The team, according to Schwortz, determined the image was not painted nor was it the result of some ancient photographic technique. The only way they explained it, he said, was that there was light radiating from the body of the person surrounded by the Shroud and always radiating in multiple directions.

The body caused some change in this fabric on which its image with 3D qualities was impressed. The photographic negative provides a full image of a man’s body with stains that indicate torture and suffering.

The previous issue of The Catholic Virginian carried an article: “New Insights on Blood Evidence from the Turin Shroud Consistent with Jesus Christ’s Tortures.” The study concluded that the presence of creatinine particles with ferritin, which are often a by-product of muscle contractions, “confirms, at a microscopic level, the very heavy torture suffered by Jesus” that appears on the Shroud.

There was a mystery: Why was the blood on the Shroud still red? Dried blood turns brown or black. However, when the blood itself is infused with the chemical the body produces when one is under extreme stress, it affects the blood to where it does not turn brown or black but stays red.

Scientists have also determined that the blood type found on the Shroud is AB. O negative is a universal donor; AB is a universal recipient. This fact is symbolically significant. Jesus took upon his shoulders the sins of the world; he took the punishment on himself, accepting the culpability of all. As St. Peter wrote, “By his wounds you have been healed” (1 Pt 2:24).

As Catholics, we know that God can act outside of nature through the extraordinary, e.g., apparitions and miracles, as well as within nature. However, no one’s salvation hinges upon accepting or not accepting these phenomena. The Church, other than allowing for reverence and devotional practices around it, does not require belief in the authenticity of the Shroud.

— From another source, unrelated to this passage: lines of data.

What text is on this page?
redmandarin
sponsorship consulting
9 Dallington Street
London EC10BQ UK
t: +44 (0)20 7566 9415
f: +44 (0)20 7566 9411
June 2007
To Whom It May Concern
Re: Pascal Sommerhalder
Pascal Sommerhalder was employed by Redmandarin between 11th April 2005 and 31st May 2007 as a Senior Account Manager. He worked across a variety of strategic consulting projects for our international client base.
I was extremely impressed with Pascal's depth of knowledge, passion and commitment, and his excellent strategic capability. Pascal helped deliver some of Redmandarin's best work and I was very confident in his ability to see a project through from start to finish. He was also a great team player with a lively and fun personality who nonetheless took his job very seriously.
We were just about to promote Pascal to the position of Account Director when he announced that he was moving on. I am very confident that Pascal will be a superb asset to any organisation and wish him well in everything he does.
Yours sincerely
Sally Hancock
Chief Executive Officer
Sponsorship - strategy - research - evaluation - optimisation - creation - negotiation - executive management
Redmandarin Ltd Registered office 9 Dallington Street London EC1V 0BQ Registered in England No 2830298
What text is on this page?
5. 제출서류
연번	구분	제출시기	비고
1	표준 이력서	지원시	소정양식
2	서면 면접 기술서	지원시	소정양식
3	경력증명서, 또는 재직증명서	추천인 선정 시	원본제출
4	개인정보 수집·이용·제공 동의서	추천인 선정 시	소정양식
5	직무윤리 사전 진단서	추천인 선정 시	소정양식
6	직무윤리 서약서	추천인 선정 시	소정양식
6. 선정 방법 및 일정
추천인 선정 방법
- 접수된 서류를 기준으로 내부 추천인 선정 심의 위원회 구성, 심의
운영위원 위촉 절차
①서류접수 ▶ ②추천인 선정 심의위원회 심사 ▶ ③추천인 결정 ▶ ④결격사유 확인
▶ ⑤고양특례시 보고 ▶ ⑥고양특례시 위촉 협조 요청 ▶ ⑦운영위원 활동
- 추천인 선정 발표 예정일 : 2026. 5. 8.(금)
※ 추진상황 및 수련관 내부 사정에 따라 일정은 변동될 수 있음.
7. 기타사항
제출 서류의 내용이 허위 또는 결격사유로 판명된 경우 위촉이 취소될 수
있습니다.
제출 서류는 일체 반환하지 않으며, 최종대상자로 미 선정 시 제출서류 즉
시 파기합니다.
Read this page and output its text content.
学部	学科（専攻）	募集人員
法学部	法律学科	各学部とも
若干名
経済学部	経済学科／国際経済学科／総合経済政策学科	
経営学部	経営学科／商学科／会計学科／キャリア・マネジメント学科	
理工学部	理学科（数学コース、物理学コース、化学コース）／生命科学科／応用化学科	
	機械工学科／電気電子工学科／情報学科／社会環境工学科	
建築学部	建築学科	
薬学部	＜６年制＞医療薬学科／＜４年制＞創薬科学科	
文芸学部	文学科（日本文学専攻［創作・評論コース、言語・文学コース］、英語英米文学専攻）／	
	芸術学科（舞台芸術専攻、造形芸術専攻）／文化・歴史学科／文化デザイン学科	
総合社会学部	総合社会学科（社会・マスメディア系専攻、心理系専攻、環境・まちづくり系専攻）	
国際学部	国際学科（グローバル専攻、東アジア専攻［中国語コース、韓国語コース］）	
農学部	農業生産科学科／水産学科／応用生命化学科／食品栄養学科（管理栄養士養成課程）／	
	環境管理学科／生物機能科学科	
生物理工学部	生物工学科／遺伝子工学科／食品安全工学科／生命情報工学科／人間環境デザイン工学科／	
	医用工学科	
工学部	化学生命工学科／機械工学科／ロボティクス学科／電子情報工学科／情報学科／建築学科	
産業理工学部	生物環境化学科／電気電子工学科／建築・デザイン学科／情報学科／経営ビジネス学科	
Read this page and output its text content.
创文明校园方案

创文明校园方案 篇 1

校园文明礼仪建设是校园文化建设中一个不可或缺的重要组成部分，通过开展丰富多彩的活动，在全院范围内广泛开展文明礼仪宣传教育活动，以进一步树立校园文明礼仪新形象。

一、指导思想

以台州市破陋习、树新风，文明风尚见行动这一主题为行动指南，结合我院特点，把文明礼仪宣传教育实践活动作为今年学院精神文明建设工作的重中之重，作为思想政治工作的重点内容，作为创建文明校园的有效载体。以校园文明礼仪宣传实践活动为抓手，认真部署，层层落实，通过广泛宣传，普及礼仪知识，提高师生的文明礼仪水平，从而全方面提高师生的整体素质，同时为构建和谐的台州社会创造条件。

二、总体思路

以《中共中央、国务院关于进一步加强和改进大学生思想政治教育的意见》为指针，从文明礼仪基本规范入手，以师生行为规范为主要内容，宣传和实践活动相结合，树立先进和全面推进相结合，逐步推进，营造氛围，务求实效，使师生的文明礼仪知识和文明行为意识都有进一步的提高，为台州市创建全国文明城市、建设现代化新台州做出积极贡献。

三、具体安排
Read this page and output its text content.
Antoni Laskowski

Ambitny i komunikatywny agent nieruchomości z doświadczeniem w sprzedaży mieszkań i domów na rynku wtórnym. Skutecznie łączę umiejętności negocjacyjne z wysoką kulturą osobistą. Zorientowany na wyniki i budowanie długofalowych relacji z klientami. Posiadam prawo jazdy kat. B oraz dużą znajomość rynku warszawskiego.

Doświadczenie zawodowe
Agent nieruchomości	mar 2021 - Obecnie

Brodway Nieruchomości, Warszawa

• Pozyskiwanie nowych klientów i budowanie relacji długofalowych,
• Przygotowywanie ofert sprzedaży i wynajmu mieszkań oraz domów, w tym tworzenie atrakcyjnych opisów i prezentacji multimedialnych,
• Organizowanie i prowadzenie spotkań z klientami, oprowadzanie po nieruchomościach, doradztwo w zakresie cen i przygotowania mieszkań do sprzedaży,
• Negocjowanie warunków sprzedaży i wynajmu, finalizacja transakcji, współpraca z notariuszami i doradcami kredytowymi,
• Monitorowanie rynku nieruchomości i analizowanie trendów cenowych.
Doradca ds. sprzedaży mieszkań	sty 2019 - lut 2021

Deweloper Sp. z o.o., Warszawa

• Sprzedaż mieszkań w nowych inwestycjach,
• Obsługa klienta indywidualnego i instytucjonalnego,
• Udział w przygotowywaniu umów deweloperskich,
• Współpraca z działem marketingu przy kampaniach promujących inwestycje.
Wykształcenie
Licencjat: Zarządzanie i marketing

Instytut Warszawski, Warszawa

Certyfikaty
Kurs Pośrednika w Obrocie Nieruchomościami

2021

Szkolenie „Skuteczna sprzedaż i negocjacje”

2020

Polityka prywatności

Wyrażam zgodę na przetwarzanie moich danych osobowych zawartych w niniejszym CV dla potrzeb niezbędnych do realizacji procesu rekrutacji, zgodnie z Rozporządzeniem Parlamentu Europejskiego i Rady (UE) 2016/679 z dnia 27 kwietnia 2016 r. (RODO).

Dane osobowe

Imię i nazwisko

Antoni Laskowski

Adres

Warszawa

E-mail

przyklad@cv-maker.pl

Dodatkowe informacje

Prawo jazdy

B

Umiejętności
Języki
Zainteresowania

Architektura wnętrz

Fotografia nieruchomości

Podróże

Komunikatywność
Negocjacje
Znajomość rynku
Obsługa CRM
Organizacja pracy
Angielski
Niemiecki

However, consider what Pope Benedict XVI said in a 2010 visit to Turin during which he venerated the Shroud:

“It speaks with blood, and blood is life! The Shroud is an icon written in blood; the blood of a man who was scourged, crowned with thorns, crucified and whose right side was pierced. The image impressed upon the Shroud is that of a dead man, but the blood speaks of his life. Every trace of blood speaks of love and of life.”

We pray that the message of the Shroud speaks to us of Jesus’ sacrificial love. May it help us better understand the magnitude of that love and sustain us as we take up our own crosses and follow him.